(Dow Jones) — Jon S. Corzine gave specific instructions to an MF Global Holdings Ltd. employee in Chicago to move $200 million from a segregated customer account that contributed to an estimated $1.6 billion shortfall in customer funds when the securities firm collapsed, congressional investigators said Friday.
(This story and related background material will be available on The Wall Street Journal website, WSJ.com.)
Edith O’Brien, an assistant treasurer, wrote in an e-mail Oct. 28 that the transfer, to cover a $175 million overdraft at an MF Global London account at J.P. Morgan Chase & Co. (JPM) was “Per JC’s [Jon Corzine’s] direct instructions,” according to a memo prepared by a House Financial Services subcommittee.
A deal to rescue MF Global collapsed the following weekend and the financial firm filed for bankruptcy protection Oct. 31. Corzine resigned as MF Global’s chief executive soon after the bankruptcy filing.
The email suggests Corzine, the former Goldman Sachs Group Inc. (GS) chairman and New Jersey governor, gave direct instructions to dip into MF Global’s segregated customer funds, which aren’t supposed to be touched under federal regulations. In previous testimony to lawmakers in December, Corzine said he never directed anyone to misuse customer funds.
The Wall Street Journal reported on Feb. 23 that Corzine asked O’Brien to fix the overdraft at J.P. Morgan and that she subsequently ordered the funds moved. But the congressional subcommittee’s memo for the first time reveals an email from O’Brien asserting she was moving the funds at Corzine’s specific instructions.

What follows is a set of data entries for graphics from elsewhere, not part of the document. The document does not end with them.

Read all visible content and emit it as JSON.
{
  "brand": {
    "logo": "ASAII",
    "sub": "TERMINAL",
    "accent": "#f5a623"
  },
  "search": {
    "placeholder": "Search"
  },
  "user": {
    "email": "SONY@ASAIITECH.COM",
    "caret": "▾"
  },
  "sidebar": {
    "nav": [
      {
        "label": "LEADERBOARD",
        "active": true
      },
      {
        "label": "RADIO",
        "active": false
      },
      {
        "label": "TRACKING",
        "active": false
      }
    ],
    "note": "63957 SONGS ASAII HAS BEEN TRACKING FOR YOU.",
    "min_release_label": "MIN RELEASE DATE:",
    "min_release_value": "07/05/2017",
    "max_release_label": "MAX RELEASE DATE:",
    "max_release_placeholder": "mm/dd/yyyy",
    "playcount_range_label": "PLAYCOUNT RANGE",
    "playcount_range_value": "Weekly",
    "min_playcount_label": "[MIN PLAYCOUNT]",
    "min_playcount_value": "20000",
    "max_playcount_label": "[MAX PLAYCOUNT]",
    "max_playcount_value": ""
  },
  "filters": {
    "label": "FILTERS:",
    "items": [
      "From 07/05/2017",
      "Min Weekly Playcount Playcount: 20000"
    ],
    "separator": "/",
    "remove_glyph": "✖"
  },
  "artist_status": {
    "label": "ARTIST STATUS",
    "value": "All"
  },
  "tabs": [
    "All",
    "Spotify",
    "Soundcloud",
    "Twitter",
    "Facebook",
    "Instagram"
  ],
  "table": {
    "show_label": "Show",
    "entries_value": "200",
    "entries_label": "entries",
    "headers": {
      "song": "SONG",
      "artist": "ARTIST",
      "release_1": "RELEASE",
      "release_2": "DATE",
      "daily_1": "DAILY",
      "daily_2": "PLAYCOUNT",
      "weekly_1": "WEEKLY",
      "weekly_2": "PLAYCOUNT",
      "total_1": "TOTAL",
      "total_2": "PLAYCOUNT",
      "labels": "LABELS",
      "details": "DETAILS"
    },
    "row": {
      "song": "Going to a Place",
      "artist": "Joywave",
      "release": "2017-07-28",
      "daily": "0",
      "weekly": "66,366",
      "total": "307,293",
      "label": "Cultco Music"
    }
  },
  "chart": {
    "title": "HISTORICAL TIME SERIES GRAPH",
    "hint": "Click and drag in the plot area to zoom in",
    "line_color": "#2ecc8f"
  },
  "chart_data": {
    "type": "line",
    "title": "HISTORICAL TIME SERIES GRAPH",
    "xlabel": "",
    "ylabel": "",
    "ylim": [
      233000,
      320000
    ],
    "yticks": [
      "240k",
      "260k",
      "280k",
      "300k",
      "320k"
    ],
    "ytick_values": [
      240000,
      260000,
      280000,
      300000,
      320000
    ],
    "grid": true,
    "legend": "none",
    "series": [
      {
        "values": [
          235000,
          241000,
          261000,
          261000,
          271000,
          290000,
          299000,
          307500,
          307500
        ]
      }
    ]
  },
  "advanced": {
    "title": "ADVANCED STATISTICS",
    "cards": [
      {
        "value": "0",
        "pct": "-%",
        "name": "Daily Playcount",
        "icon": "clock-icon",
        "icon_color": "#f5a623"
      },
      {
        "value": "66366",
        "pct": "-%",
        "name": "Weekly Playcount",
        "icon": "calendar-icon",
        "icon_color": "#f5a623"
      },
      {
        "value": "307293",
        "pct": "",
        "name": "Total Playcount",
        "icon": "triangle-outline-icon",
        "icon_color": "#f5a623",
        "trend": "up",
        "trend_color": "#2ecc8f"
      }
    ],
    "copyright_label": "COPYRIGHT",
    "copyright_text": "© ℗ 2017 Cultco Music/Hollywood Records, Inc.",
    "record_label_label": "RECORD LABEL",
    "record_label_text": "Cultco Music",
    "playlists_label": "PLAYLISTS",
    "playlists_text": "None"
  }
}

After MF Global moved the money, J.P. Morgan’s chief risk officer, Barry Zubrow, called Corzine to seek assurances that the funds belonged to MF Global and not to customers, according to the subcommittee’s memo. J.P. Morgan then sent Corzine a drafted letter to be signed by O’Brien and give “broad assurances” that all transfers “past, present and future” complied with federal regulations stipulating that customer funds mustn’t be comingled with a financial firm’s own money.
Laurie Ferber, MF Global’s general counsel at the time, reviewed the letter but thought it too broad and sought to restrict its scope to only the Oct. 28 transfer, according to the congressional memo. Other emails revealed O’Brien was reluctant to sign a letter giving assurances about the Oct. 28 transaction, the memo said.
A spokesman for Corzine had no immediate comment. A J.P. Morgan spokeswoman declined to comment. A lawyer for O’Brien couldn’t immediately be reached.
The memo comes ahead of a hearing being held Wednesday by the House Financial Services Oversight and Investigations subcommittee further probing the events surrounding MF Global’s collapse, which left thousands of hedge funds, farmers, ranchers and other investors with losses after the firm dipped into customer funds as it struggled to survive.
O’Brien has been subpoenaed and plans to invoke her constitutional rights against self-incrimination, according to people familiar with the matter. Other witnesses, who have agreed to testify, include Ferber, the firm’s former general counsel; Henri Steenkamp, the former finance chief; and Christine Serwinksi, the former North American finance chief.
Lawyers for Ferber, Steenkamp and Serwinksi couldn’t immediately be reached.
The $200 million transfer is among three key transactions that led to the large shortfall in customer funds, the subcommittee found. The others are intraday loans between MF Global’s futures commission merchant and its broker-dealer and transactions related to the funding of outgoing broker dealer client money, the subcommittee found.